In a surprising decision last week, Coventry’s Planning Committee shot a huge hole in the Council’s own Climate Change policy.
As previously reported, the City Council is promoting a new solar farm in the north of the city in the vicinity of Lenton’s Lane. The proposal is part of the Council’s Climate Change Strategy, which is seeking to create a zero-carbon city.
Council planning officers had recommended that the application should be approved, but the councillors voted 3 – 2 to refuse the application. The Chairman, Cllr Lindsley Harvard, a councillor for the Longford Ward where the solar farm was to be located, led the voting against the officers’ recommendation.
It was notable that fewer than half of the councillors on Planning Committee attended the meeting. Of the twelve councillors on the committee only five bothered to turn up for the meeting. It is disappointing that our representatives show so little commitment to our city’s future.
At the meeting, council officers struggled to identify the reasons for refusal of the planning application, but eventually came up with:
- The development is in the Green Belt
- The development is close to houses
- The development will affect the tenant farmer’s livelihood.
The council can now look forward to the embarrassment of appealing against the decision of its own Planning Committee and council officers will need to become schizophrenic putting forward both sides of the argument.
One thing that we can be sure of is that the council will not be seeking costs against the council for ignoring legal advice. This compares with the hundreds of thousands of pounds they had to pay when they refused permission for the development of Abbott’s Park against the advice of their officers. In that case the Planning Inspector found against the council and awarded what is believed to be around a quarter of a million pounds in costs.

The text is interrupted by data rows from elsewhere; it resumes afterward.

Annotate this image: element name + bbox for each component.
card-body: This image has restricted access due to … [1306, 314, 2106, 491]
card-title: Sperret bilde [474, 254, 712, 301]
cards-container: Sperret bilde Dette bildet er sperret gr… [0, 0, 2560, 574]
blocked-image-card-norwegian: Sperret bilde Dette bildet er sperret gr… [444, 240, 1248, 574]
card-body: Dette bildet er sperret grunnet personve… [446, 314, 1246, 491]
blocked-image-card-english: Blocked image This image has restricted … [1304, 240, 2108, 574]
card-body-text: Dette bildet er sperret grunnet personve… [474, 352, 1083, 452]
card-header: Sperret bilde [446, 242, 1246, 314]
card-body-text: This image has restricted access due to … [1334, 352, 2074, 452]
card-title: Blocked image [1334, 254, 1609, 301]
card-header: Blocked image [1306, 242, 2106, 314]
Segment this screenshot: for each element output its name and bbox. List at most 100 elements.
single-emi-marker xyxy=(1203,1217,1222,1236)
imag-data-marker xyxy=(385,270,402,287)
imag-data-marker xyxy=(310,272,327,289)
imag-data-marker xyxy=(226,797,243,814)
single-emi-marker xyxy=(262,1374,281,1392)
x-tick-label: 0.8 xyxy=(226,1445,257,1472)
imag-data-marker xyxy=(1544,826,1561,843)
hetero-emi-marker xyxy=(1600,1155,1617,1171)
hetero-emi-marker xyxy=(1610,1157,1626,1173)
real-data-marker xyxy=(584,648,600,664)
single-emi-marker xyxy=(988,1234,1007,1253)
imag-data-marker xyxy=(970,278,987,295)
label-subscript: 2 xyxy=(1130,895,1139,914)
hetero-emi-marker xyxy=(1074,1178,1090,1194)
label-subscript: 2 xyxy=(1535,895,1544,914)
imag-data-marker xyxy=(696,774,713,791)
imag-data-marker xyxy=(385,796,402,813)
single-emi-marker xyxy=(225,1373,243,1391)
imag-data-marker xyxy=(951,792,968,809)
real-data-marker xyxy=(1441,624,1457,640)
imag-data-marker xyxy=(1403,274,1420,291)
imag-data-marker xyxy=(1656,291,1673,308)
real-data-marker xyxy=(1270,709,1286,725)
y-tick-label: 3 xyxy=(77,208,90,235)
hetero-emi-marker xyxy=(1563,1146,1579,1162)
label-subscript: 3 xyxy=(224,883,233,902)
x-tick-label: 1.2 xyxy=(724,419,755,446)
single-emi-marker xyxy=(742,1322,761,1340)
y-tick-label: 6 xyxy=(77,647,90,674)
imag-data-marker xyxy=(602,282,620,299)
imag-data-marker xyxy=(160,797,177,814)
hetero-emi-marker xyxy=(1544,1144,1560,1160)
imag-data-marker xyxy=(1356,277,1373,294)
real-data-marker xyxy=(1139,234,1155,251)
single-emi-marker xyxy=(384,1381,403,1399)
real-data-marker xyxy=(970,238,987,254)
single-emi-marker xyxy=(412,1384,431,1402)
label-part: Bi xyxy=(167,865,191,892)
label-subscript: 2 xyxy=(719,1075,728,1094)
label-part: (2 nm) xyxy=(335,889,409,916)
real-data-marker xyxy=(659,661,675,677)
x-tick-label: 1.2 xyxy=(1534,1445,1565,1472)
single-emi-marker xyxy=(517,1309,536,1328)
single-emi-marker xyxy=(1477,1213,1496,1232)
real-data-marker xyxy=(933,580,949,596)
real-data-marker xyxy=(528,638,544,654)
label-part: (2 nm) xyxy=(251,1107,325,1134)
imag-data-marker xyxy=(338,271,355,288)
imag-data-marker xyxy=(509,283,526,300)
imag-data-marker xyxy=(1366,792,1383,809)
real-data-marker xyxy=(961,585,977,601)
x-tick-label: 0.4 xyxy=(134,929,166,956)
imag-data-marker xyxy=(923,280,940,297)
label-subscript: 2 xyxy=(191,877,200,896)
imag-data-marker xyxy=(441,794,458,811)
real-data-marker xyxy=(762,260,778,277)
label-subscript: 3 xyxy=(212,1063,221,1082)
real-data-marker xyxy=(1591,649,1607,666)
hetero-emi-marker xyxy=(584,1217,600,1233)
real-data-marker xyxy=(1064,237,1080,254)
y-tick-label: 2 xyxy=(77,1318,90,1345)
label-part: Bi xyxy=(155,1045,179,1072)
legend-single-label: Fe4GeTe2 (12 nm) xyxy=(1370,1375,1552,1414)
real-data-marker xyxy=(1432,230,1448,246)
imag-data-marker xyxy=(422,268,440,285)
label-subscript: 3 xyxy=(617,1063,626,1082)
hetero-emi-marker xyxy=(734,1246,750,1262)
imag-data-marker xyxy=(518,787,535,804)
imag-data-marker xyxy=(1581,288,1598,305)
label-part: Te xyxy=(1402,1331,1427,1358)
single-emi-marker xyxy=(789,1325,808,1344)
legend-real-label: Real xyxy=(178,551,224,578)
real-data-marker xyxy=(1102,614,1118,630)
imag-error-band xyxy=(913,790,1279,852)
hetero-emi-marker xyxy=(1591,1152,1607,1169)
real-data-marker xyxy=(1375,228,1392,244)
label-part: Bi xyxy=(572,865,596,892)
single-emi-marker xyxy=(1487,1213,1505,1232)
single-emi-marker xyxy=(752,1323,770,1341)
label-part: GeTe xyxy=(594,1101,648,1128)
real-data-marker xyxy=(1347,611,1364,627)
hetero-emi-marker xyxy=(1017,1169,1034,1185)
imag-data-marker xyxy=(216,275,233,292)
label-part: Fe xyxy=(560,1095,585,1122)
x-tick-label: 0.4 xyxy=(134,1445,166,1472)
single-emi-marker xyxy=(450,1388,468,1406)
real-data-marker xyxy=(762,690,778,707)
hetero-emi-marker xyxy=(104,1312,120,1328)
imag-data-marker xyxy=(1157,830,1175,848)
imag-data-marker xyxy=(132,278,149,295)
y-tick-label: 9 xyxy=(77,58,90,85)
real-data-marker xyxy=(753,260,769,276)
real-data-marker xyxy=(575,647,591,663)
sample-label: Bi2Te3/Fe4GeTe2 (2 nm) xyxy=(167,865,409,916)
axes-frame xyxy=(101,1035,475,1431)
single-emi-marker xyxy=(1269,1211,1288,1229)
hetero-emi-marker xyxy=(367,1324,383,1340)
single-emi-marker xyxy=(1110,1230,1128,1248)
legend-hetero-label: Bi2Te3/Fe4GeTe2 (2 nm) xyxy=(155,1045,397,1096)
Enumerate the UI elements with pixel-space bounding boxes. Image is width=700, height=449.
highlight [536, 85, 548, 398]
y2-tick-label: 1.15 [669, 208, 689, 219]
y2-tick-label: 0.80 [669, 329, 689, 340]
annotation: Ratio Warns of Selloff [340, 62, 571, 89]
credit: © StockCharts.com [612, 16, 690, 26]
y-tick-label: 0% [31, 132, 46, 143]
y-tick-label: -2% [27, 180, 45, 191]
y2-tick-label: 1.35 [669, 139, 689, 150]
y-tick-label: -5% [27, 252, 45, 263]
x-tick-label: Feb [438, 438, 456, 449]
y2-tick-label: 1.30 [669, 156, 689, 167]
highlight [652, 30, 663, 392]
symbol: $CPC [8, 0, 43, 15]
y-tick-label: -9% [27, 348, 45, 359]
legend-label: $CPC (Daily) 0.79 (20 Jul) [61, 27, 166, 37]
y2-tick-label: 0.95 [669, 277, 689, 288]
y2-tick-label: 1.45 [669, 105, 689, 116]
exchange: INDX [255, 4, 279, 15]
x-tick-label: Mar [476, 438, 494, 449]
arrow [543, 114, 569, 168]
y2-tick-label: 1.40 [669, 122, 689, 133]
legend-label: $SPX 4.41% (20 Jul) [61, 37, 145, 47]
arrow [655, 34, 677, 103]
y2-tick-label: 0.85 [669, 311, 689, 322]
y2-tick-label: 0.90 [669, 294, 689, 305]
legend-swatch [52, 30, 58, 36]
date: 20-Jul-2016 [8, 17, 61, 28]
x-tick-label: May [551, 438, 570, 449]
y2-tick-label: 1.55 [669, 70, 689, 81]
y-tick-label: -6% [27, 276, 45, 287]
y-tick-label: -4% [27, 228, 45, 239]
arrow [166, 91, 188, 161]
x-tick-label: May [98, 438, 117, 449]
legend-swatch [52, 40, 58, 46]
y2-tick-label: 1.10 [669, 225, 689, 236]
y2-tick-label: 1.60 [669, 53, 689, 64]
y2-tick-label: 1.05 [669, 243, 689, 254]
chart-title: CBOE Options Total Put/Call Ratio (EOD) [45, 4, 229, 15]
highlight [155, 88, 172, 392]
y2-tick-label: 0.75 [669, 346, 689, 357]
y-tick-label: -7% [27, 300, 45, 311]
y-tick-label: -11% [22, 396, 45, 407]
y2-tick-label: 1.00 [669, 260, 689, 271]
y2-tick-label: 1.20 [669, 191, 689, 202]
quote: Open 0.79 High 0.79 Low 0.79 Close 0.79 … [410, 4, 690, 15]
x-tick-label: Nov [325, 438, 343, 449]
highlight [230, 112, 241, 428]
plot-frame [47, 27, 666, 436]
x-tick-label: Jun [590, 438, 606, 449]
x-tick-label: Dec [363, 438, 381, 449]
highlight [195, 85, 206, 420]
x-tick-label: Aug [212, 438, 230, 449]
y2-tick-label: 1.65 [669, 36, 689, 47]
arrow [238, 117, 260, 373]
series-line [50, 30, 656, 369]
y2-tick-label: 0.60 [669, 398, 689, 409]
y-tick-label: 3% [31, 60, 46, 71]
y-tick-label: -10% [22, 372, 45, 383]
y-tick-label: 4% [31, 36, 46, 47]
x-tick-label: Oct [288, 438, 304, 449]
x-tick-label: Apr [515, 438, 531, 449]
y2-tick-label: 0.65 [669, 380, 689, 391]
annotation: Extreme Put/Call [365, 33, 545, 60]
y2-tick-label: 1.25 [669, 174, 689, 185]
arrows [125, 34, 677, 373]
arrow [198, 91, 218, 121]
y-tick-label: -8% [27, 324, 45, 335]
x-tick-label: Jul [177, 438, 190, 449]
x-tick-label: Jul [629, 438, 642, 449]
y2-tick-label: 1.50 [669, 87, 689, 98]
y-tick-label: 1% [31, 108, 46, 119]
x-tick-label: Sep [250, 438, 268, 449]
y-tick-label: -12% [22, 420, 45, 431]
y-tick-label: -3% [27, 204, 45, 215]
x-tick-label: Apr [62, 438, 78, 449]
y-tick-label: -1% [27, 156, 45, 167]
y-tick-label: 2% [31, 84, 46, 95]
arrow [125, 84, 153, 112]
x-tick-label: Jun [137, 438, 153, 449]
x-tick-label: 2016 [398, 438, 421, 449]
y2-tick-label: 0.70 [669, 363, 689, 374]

Over the past year the Council has taken a big knock against its claim to be a green council that supports brownfield development over greenfield. Not only did it turn down the Abbott’s Park brownfield development, it permitted the development of housing on Coundon Wedge and now turns down its own flagship environmental project.
It might be time for the Council leadership to focus on the membership, leadership and commitment of its Planning Committee.